Die ursprünglich aus Jerusalem stammende und in Berlin lebende Schirmfrau Fanny-Michaela Reisin ist Mitbegründerin der Jüdischen Stimme für gerechten Frieden und war 12 Jahre lang Präsidentin der Internationalen Liga für Menschenrechte, die sich dem Wirken von Carl von Ossietzky verpflichtet fühlt. Fanny-Michaela Reisin erinnerte in ihrer Eröffnung auch an die erste Schirmfrau des Palästina-Nakba-Tags des Palästinakomitees, an Felicia Langer. Felicia Langer, die 88-jährig im Jahr 2018 in Tübingen starb, musste oft um ihr Leben fürchten, wie Fanny-Michaela Reisin hervorhob. In ihrer polnischen Heimat bedrohten die Nazi-Schergen das Leben der Jüdin sowie das ihres Mannes Mieciu Langer, dessen Erinnerungen Felicia Langer veröffentlich hat.

Infoständer zum Verein Jüdische Stimme für gerechten Frieden, Stuttgart, 13.05.2023
Plakat zum Thema Apartheid gegen Palästinenser, Stuttgart, 13.05.2023
Plakate unterhalb der Bühne, Stuttgart, 13.05.2023

Die Nakba-Veranstaltung des PAKOS gehöre nach Einschätzung von Frau Reisin zur Tradition der Stadt Stuttgart; "immer im Mai, um den Tag der Ausrufung des Staats Israel 1948 herum, der für die nichtjüdischen Einheimischen Palästinas... zum Symbol der Nakba geworden ist. Nakba - die große Katastrophe", fuhr die Schirmherrin in ihrer Rede fort. Die Nakba habe sich in die Herzen von Millionen Menschen eingeschrieben als ein "Unrecht an einem ganzen Volk, das sich nichts, gar nichts zuschulden kommen hat lassen und trotzdem seit nunmehr einem dreiviertel Jahrhundert - um seine Selbstbestimmung gebracht - tagtäglich um seine Rechte und seine Existenz zu kämpfen gezwungen ist", hob die Schirmherrin mit Nachdruck hervor.
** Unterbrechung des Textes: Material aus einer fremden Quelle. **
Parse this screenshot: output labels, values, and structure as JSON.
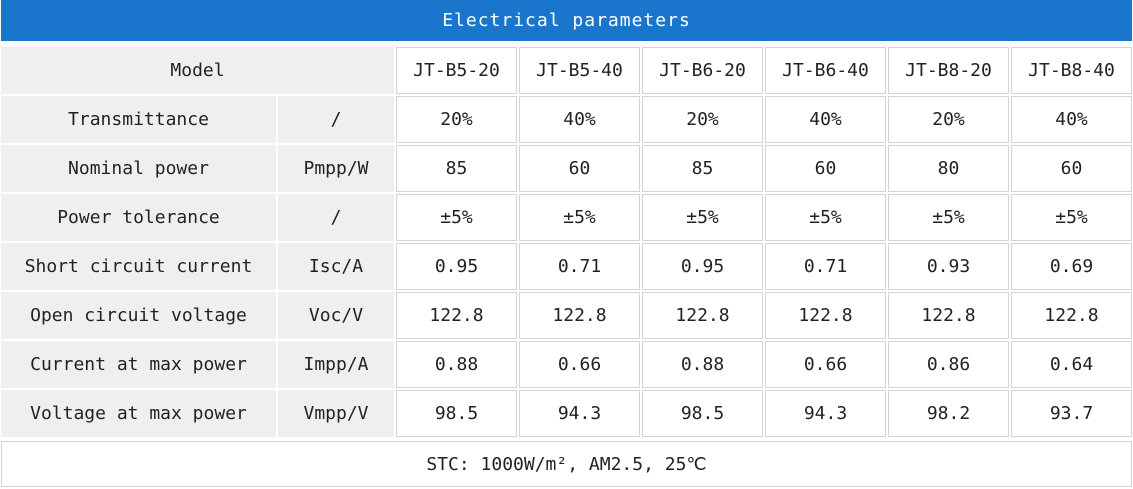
{
  "title": "Electrical parameters",
  "header": {
    "label": "Model",
    "models": [
      "JT-B5-20",
      "JT-B5-40",
      "JT-B6-20",
      "JT-B6-40",
      "JT-B8-20",
      "JT-B8-40"
    ]
  },
  "rows": [
    {
      "label": "Transmittance",
      "unit": "/",
      "values": [
        "20%",
        "40%",
        "20%",
        "40%",
        "20%",
        "40%"
      ]
    },
    {
      "label": "Nominal power",
      "unit": "Pmpp/W",
      "values": [
        "85",
        "60",
        "85",
        "60",
        "80",
        "60"
      ]
    },
    {
      "label": "Power tolerance",
      "unit": "/",
      "values": [
        "±5%",
        "±5%",
        "±5%",
        "±5%",
        "±5%",
        "±5%"
      ]
    },
    {
      "label": "Short circuit current",
      "unit": "Isc/A",
      "values": [
        "0.95",
        "0.71",
        "0.95",
        "0.71",
        "0.93",
        "0.69"
      ]
    },
    {
      "label": "Open circuit voltage",
      "unit": "Voc/V",
      "values": [
        "122.8",
        "122.8",
        "122.8",
        "122.8",
        "122.8",
        "122.8"
      ]
    },
    {
      "label": "Current at max power",
      "unit": "Impp/A",
      "values": [
        "0.88",
        "0.66",
        "0.88",
        "0.66",
        "0.86",
        "0.64"
      ]
    },
    {
      "label": "Voltage at max power",
      "unit": "Vmpp/V",
      "values": [
        "98.5",
        "94.3",
        "98.5",
        "94.3",
        "98.2",
        "93.7"
      ]
    }
  ],
  "footer": "STC: 1000W/m², AM2.5, 25℃"
}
"In Palästina in 58 Flüchtlingslagern und ja im Exil: in Deutschland, in anderen EU-Staaten, in den Staaten des ehemaligen British Empires und ja auf der ganzen Erde verstreut - so stehen wir heute hier zusammen als Teil der internationalen Palästina Solidarität und werden keine Ruhe geben, bis Selbstbestimmung, Freiheit und Gleichheit jeder und jedem Einheimischen Palästinas Wirklichkeit geworden ist", unterstreicht Dr. Reisin. Für PAKOS sei dieser Tag ein Tag des Gedenkens, "aber zugleich auch ein Tag der Zuversicht, denn der Kampf des palästinensischen Volkes um Selbstbestimmung hat nie aufgehört".
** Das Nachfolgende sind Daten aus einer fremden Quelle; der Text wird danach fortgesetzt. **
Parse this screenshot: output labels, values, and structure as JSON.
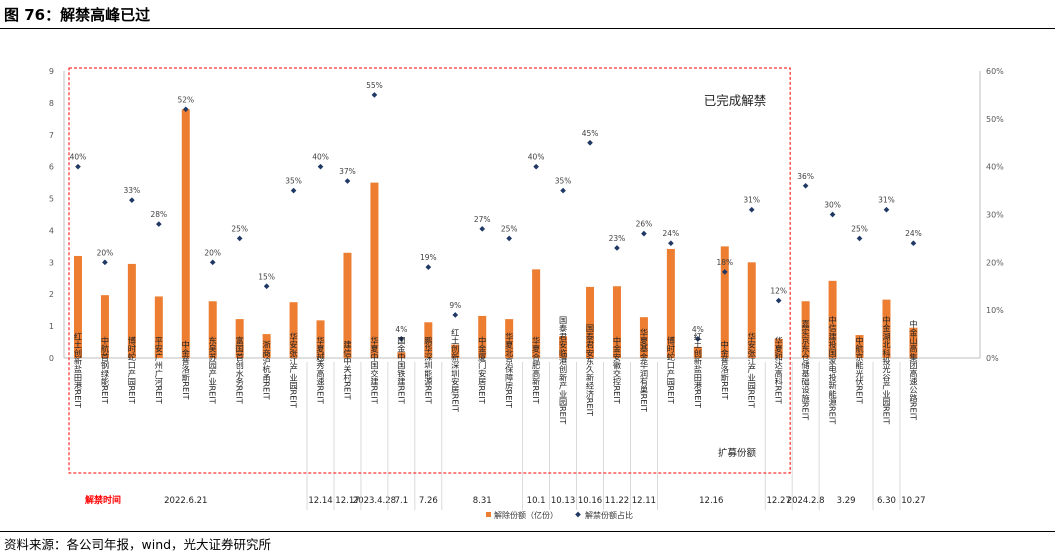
{
  "figure_title": "图 76：解禁高峰已过",
  "source_note": "资料来源：各公司年报，wind，光大证券研究所",
  "colors": {
    "bar": "#ED7D31",
    "marker": "#1F3864",
    "box": "#FF0000",
    "label_red": "#FF0000"
  },
  "chart_data": {
    "type": "bar",
    "title": "",
    "legend_position": "bottom",
    "annotations": {
      "completed": "已完成解禁",
      "expansion": "扩募份额",
      "date_axis_label": "解禁时间"
    },
    "y_left": {
      "min": 0,
      "max": 9,
      "ticks": [
        "0",
        "1",
        "2",
        "3",
        "4",
        "5",
        "6",
        "7",
        "8",
        "9"
      ]
    },
    "y_right": {
      "min": 0,
      "max": 60,
      "ticks": [
        "0%",
        "10%",
        "20%",
        "30%",
        "40%",
        "50%",
        "60%"
      ]
    },
    "series": [
      {
        "name": "解除份额（亿份）",
        "kind": "bar",
        "axis": "left"
      },
      {
        "name": "解禁份额占比",
        "kind": "marker",
        "axis": "right"
      }
    ],
    "points": [
      {
        "name": "红土创新盐田港REIT",
        "value": 3.2,
        "ratio": 40,
        "ratio_label": "40%"
      },
      {
        "name": "中航首钢绿能REIT",
        "value": 1.97,
        "ratio": 20,
        "ratio_label": "20%"
      },
      {
        "name": "博时蛇口产园REIT",
        "value": 2.95,
        "ratio": 33,
        "ratio_label": "33%"
      },
      {
        "name": "平安广州广河REIT",
        "value": 1.93,
        "ratio": 28,
        "ratio_label": "28%"
      },
      {
        "name": "中金普洛斯REIT",
        "value": 7.8,
        "ratio": 52,
        "ratio_label": "52%"
      },
      {
        "name": "东吴苏园产业REIT",
        "value": 1.78,
        "ratio": 20,
        "ratio_label": "20%"
      },
      {
        "name": "富国首创水务REIT",
        "value": 1.22,
        "ratio": 25,
        "ratio_label": "25%"
      },
      {
        "name": "浙商沪杭甬REIT",
        "value": 0.75,
        "ratio": 15,
        "ratio_label": "15%"
      },
      {
        "name": "华安张江产业园REIT",
        "value": 1.75,
        "ratio": 35,
        "ratio_label": "35%"
      },
      {
        "name": "华夏越秀高速REIT",
        "value": 1.18,
        "ratio": 40,
        "ratio_label": "40%"
      },
      {
        "name": "建信中关村REIT",
        "value": 3.3,
        "ratio": 37,
        "ratio_label": "37%"
      },
      {
        "name": "华夏中国交建REIT",
        "value": 5.5,
        "ratio": 55,
        "ratio_label": "55%"
      },
      {
        "name": "国金中国铁建REIT",
        "value": 0.18,
        "ratio": 4,
        "ratio_label": "4%"
      },
      {
        "name": "鹏华深圳能源REIT",
        "value": 1.12,
        "ratio": 19,
        "ratio_label": "19%"
      },
      {
        "name": "红土创新深圳安居REIT",
        "value": 0.42,
        "ratio": 9,
        "ratio_label": "9%"
      },
      {
        "name": "中金厦门安居REIT",
        "value": 1.32,
        "ratio": 27,
        "ratio_label": "27%"
      },
      {
        "name": "华夏北京保障房REIT",
        "value": 1.22,
        "ratio": 25,
        "ratio_label": "25%"
      },
      {
        "name": "华夏合肥高新REIT",
        "value": 2.78,
        "ratio": 40,
        "ratio_label": "40%"
      },
      {
        "name": "国泰君安临港创新产业园REIT",
        "value": 0.68,
        "ratio": 35,
        "ratio_label": "35%"
      },
      {
        "name": "国泰君安东久新经济REIT",
        "value": 2.23,
        "ratio": 45,
        "ratio_label": "45%"
      },
      {
        "name": "中金安徽交控REIT",
        "value": 2.25,
        "ratio": 23,
        "ratio_label": "23%"
      },
      {
        "name": "华夏基金华润有巢REIT",
        "value": 1.28,
        "ratio": 26,
        "ratio_label": "26%"
      },
      {
        "name": "博时蛇口产园REIT",
        "value": 3.42,
        "ratio": 24,
        "ratio_label": "24%"
      },
      {
        "name": "红土创新盐田港REIT",
        "value": 0.35,
        "ratio": 4,
        "ratio_label": "4%"
      },
      {
        "name": "中金普洛斯REIT",
        "value": 3.5,
        "ratio": 18,
        "ratio_label": "18%"
      },
      {
        "name": "华安张江产业园REIT",
        "value": 3.0,
        "ratio": 31,
        "ratio_label": "31%"
      },
      {
        "name": "华夏和达高科REIT",
        "value": 0.6,
        "ratio": 12,
        "ratio_label": "12%"
      },
      {
        "name": "嘉实京东仓储基础设施REIT",
        "value": 1.78,
        "ratio": 36,
        "ratio_label": "36%"
      },
      {
        "name": "中信建投国家电投新能源REIT",
        "value": 2.42,
        "ratio": 30,
        "ratio_label": "30%"
      },
      {
        "name": "中航京能光伏REIT",
        "value": 0.72,
        "ratio": 25,
        "ratio_label": "25%"
      },
      {
        "name": "中金湖北科投光谷产业园REIT",
        "value": 1.83,
        "ratio": 31,
        "ratio_label": "31%"
      },
      {
        "name": "中金山高集团高速公路REIT",
        "value": 0.95,
        "ratio": 24,
        "ratio_label": "24%"
      }
    ],
    "date_groups": [
      {
        "label": "2022.6.21",
        "start": 0,
        "end": 8
      },
      {
        "label": "12.14",
        "start": 9,
        "end": 9
      },
      {
        "label": "12.17",
        "start": 10,
        "end": 10
      },
      {
        "label": "2023.4.28",
        "start": 11,
        "end": 11
      },
      {
        "label": "7.1",
        "start": 12,
        "end": 12
      },
      {
        "label": "7.26",
        "start": 13,
        "end": 13
      },
      {
        "label": "8.31",
        "start": 14,
        "end": 16
      },
      {
        "label": "10.1",
        "start": 17,
        "end": 17
      },
      {
        "label": "10.13",
        "start": 18,
        "end": 18
      },
      {
        "label": "10.16",
        "start": 19,
        "end": 19
      },
      {
        "label": "11.22",
        "start": 20,
        "end": 20
      },
      {
        "label": "12.11",
        "start": 21,
        "end": 21
      },
      {
        "label": "12.16",
        "start": 22,
        "end": 25
      },
      {
        "label": "12.27",
        "start": 26,
        "end": 26
      },
      {
        "label": "2024.2.8",
        "start": 27,
        "end": 27
      },
      {
        "label": "3.29",
        "start": 28,
        "end": 29
      },
      {
        "label": "6.30",
        "start": 30,
        "end": 30
      },
      {
        "label": "10.27",
        "start": 31,
        "end": 31
      }
    ]
  }
}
Stand des Palästinensischen Kommitees Stuttgart im Hintergrund, Stuttgart, 13.05.2023
Plakat zum Thema Siedlergewalt gegen Palästinenser, Stuttgart, 13.05.2023
Plakat zum Thema Apartheid gegen Palästinenser, Stuttgart, 13.05.2023

Ein gerechter Frieden und ein Leben in einem Staat, der vielen Nationalitäten, der vielen Religionsgemeinschaften und Ethnien, werde auf dem Territorium Palästinas Wirklichkeit werden, proklamierte betont Dr. Fanny-Michaela Reisin. "Es ist keine leere Utopie! Die feste Überzeugung, dass er Wirklichkeit werden wird, lebt in dem palästinensischen Herzen fort und hat nie aufgehört zu leuchten. Ein Staat, der allen Menschen seines Hoheitsgebietes die universellen Grund- und Menschenrechte garantiert und uneingeschränkt gewährt, wird Wirklichkeit sein! Es gibt keine Alternative dazu." Reisin schloss ihre Rede mit dem programmatischen Ruf "Ende der israelischen Apartheid! Ende der israelischen Okkupation! Free, free Palestine!"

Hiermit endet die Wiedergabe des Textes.